• çanakkale kara savaşlarının efsane komutanlarından birisidir. konyalıdır. tahminen 1883 doğumludur.

    kara savaşlarının başladığı 25 nisan 1915 günü seddülbahir cephesini savunan 9. tümen 26. alay 3.taburunun komutanıydı. cepheyi 22 nisan'da devralmıştı ve 12 bölüklü yaklaşık 900 kişilik birliği ile morto koyundan, seddülbahir kalesi ve ertuğrul koyundan doğudaki teke koyuna kadar savunma tertibatı almıştı. bu bölge ingilizlerin 29.tümeni ile yapılan ana çıkarma bölgesidir ve yaklaşık 6.000 askerin çıkarıldığı yerlerdir. taburu ile birlikte seddülbahir çıkarmalarının tüm yükünü sırtlamıştır.

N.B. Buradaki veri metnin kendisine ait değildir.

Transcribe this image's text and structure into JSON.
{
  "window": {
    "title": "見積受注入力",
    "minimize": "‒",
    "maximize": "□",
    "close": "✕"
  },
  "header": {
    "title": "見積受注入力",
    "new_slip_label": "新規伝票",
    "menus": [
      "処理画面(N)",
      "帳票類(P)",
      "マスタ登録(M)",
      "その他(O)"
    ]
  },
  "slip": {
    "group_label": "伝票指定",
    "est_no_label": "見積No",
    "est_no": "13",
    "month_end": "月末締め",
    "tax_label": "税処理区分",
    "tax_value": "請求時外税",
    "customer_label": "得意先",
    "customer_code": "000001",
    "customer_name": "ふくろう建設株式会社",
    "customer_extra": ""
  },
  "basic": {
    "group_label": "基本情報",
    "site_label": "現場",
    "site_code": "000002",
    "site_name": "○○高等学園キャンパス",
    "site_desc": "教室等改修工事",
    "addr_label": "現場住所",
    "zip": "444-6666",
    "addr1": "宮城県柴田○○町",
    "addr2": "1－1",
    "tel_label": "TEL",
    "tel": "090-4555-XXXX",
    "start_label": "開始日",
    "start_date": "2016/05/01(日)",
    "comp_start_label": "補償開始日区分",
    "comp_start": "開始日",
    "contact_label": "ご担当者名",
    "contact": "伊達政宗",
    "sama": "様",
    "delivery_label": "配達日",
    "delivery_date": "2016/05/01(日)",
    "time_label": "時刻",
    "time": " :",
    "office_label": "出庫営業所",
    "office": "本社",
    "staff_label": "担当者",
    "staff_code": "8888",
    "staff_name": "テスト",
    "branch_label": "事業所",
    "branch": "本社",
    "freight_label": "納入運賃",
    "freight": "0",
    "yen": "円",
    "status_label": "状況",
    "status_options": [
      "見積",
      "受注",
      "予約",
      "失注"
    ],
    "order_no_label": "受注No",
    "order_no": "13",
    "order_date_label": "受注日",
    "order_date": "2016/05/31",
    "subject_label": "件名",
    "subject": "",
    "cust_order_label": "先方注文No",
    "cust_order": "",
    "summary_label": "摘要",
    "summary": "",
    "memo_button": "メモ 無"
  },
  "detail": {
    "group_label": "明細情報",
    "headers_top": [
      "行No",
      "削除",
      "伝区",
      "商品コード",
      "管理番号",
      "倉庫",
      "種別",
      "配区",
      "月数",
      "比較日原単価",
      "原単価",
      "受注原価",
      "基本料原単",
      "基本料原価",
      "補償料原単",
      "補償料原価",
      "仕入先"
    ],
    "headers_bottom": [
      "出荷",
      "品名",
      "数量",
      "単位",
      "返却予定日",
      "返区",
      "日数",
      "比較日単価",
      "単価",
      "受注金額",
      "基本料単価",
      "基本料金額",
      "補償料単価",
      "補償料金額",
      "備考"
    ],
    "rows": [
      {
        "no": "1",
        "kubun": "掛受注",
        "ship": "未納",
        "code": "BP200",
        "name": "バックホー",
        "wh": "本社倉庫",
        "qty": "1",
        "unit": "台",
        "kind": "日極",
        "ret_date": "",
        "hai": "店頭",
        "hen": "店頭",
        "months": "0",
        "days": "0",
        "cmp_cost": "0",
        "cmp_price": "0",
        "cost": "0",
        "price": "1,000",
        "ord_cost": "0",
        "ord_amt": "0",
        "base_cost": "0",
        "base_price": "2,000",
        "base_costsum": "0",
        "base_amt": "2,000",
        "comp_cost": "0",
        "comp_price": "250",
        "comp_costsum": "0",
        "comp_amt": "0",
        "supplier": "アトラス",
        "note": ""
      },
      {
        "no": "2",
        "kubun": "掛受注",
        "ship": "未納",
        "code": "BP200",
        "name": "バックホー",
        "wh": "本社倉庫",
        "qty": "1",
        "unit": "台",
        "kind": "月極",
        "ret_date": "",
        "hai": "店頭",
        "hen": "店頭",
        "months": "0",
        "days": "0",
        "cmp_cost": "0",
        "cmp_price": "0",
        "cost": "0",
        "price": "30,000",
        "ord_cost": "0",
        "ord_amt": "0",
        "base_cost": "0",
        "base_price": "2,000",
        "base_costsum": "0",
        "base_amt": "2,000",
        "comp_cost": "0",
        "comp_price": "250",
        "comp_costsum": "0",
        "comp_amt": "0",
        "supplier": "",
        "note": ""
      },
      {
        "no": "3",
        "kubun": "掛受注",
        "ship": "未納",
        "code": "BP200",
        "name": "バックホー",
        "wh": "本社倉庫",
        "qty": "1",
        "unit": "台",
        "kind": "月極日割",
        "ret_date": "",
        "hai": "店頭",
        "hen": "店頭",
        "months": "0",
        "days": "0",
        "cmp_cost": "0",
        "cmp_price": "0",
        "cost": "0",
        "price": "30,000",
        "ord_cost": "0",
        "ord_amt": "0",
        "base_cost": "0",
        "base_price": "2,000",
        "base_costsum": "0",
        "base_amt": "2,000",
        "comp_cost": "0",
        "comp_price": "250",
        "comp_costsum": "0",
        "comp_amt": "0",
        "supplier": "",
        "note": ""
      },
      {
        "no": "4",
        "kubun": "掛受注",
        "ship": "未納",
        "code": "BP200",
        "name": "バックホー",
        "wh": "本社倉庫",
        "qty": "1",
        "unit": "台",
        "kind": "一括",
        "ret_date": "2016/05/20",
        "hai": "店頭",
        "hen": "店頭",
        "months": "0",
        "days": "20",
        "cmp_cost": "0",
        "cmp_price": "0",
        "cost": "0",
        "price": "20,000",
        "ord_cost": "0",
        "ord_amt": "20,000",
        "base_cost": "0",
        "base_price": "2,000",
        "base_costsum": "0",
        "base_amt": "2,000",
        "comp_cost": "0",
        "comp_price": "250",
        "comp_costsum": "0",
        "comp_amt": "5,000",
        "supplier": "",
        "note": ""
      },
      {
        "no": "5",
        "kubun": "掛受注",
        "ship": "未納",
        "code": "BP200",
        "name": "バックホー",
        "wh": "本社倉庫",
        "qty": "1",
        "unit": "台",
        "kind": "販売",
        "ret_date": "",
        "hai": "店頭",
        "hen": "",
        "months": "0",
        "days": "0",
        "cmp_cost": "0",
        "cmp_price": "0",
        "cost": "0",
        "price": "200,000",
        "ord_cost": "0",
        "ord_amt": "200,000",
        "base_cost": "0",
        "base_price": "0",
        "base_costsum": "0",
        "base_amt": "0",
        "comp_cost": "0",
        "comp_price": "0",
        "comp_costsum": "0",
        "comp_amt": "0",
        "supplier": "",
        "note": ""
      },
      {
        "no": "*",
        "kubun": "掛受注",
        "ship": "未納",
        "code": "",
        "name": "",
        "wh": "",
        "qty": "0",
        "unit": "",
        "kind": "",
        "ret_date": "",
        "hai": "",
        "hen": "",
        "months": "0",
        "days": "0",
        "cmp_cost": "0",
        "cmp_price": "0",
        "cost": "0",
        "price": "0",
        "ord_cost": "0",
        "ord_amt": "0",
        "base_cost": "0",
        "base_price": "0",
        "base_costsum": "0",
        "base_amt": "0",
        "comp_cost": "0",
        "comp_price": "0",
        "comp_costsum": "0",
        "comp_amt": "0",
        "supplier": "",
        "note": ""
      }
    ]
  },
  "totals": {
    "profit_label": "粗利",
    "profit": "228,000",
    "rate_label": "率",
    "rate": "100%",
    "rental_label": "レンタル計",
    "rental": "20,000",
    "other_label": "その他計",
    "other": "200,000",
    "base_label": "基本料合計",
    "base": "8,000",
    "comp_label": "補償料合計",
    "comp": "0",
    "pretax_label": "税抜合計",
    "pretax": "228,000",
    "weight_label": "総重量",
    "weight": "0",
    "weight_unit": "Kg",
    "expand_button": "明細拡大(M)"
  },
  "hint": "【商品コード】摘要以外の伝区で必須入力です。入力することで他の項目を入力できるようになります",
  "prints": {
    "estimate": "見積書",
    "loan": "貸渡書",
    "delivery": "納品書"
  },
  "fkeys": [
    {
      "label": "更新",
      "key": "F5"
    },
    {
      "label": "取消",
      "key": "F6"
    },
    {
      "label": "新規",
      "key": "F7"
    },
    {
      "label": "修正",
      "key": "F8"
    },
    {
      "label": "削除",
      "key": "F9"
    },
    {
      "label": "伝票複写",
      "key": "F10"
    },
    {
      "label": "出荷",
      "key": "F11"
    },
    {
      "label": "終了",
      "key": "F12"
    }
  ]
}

    bu bölgede taburu ile 36 saat direnmiş liman von sandersin kuzeyde iki tümen tutarak kaybettiği bir buçuk günü türk ordusuna geri kazandırmıştır. çıkarmadan önce kurduğu savunma tertibatını denetlerken "burası şanlı bir yer veya mezar olacaktır " dediği nakledilir. 25 nisan günü tüm cephe boyunca her bölüğünün yanına koşmuş, hepsi ile konuşarak moral vermiş, zora düşen bölüklere ihtiyatında tuttuğu ikiyüz kişiden onar yirmişer destekler göndererek direnişlerine yardım etmeye çalışmış, yaralanarak cephe gerisine alınmıştır.

    kendisi ile ilgili rivayet edilen bir anı şöyledir.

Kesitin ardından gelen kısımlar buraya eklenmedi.